Warming at the top of the world has gone into overdrive, happening twice as fast as the rest of the globe, and extending unnatural heating into fall and winter, according to a new federal report.
In its annual Arctic Report Card, the National Oceanic and Atmospheric Administration on Tuesday tallied record after record of high temperatures, low sea ice, shrinking ice sheets and glaciers. Study lead author Jeremy Mathis, NOAA's Arctic research chief, said it shows long-term Arctic warming trends deepening and becoming more obvious, with a disturbing creep into seasons beyond summer, when the Arctic usually rebuilds snow and ice.
Scientists have long said man-made climate change would hit the Arctic fastest. Mathis and others said the data is showing that is what's now happening.
"Personally, I would have to say that this last year has been the most extreme year for the Arctic that I have ever seen," said Mark Serreze, director of the National Snow and Ice Data Center in Boulder, Colorado, who wasn't part of the 106-page report. "It's crazy."

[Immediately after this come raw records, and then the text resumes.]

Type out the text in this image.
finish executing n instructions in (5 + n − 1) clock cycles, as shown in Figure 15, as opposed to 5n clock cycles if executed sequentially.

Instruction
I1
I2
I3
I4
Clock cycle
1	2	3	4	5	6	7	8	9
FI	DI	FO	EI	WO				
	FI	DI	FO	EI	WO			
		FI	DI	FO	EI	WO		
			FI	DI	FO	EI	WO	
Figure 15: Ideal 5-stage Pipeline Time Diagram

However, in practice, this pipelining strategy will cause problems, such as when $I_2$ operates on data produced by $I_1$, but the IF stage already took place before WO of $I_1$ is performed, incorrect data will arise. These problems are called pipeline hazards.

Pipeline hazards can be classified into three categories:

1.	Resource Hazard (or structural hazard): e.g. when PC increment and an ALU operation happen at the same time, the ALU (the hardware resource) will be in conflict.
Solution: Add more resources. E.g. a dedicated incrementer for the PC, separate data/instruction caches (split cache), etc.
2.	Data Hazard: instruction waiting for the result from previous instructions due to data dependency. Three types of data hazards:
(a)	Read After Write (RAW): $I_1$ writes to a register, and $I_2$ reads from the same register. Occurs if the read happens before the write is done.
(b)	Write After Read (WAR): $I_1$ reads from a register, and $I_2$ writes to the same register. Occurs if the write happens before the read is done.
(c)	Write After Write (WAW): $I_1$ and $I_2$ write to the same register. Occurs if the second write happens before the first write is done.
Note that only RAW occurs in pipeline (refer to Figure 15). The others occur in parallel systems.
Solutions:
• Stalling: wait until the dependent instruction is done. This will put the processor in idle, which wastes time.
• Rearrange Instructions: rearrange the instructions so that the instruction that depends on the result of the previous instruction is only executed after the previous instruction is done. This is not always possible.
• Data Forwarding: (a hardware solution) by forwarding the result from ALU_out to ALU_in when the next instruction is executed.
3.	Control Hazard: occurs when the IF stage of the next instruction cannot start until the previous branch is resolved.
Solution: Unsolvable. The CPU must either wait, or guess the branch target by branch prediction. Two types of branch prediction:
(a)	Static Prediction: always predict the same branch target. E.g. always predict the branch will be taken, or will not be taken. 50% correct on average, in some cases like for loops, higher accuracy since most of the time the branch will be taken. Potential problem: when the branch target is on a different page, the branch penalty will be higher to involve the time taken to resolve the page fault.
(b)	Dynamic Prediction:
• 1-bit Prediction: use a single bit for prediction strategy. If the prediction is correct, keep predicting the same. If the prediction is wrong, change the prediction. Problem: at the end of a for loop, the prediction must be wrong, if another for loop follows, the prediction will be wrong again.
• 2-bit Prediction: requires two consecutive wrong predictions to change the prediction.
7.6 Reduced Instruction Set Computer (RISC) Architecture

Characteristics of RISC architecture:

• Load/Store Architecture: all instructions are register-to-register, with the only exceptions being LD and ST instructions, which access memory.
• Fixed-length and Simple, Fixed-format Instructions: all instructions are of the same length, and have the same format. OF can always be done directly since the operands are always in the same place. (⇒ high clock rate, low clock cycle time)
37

NOAA's peer-reviewed report said air temperatures over the Arctic from October 2015 to September 2016 were "by far the highest in the observational record beginning in 1900." The average Arctic air temperature at that time was 3.6 degrees (2 degrees Celsius) warmer than the 1981-2010 average. It's 6.3 degrees (3.5 degrees Celsius) warmer than 1900.
Other extremes the report detailed:
- Ocean temperatures were 9 degrees (5 degrees Celsius) higher than the 30-year average off the coasts of Greenland.
- Arctic sea ice didn't set a record for the annual minimum, but in October and November when sea ice normally starts growing back, it didn't. Sea ice from mid-October through November was the lowest on record. Dartmouth University professor Donald Perovich, author of the chapter on sea ice, said sea ice conditions have sunk from a B-plus grade 11 years ago to a D-minus grade "and that's because I'm an easy grader."
- Snow cover in North America reached a record low for spring, falling below 1.5 million square miles in May for the first time since satellite observations began in 1967.
- Though not a record, Greenland's ice sheet continued to shrink , starting early, on April 10. It was the second earliest start of the Greenland melt season on record.
What's happening is due to both man-made warming and a large El Nino that just ended, Mathis said.
"Not only is it extreme in any number of measures — air temperature, loss of sea ice and on and on — but there are so many things we haven't seen, particularly this extremely warm fall," said study co-author Brendan Kelly, executive director of the Study of Environmental Arctic Change at the University of Alaska, Fairbanks.
In 1979, Kelly cruised the Bering Straits region with a native hunter who told him dozens of Yupik words for sea ice. One was tagneghneq, for a charcoal grey thick multi-year ice. That ice is pretty much gone, Kelly said.
This is more than an Arctic problem, because the cold air escaping changes weather conditions, such as weakening the jet stream, Mathis said.
"What happens in the Arctic doesn't stay in the Arctic," Mathis said. "The Lower 48 may have to deal with more extreme weather events in the future."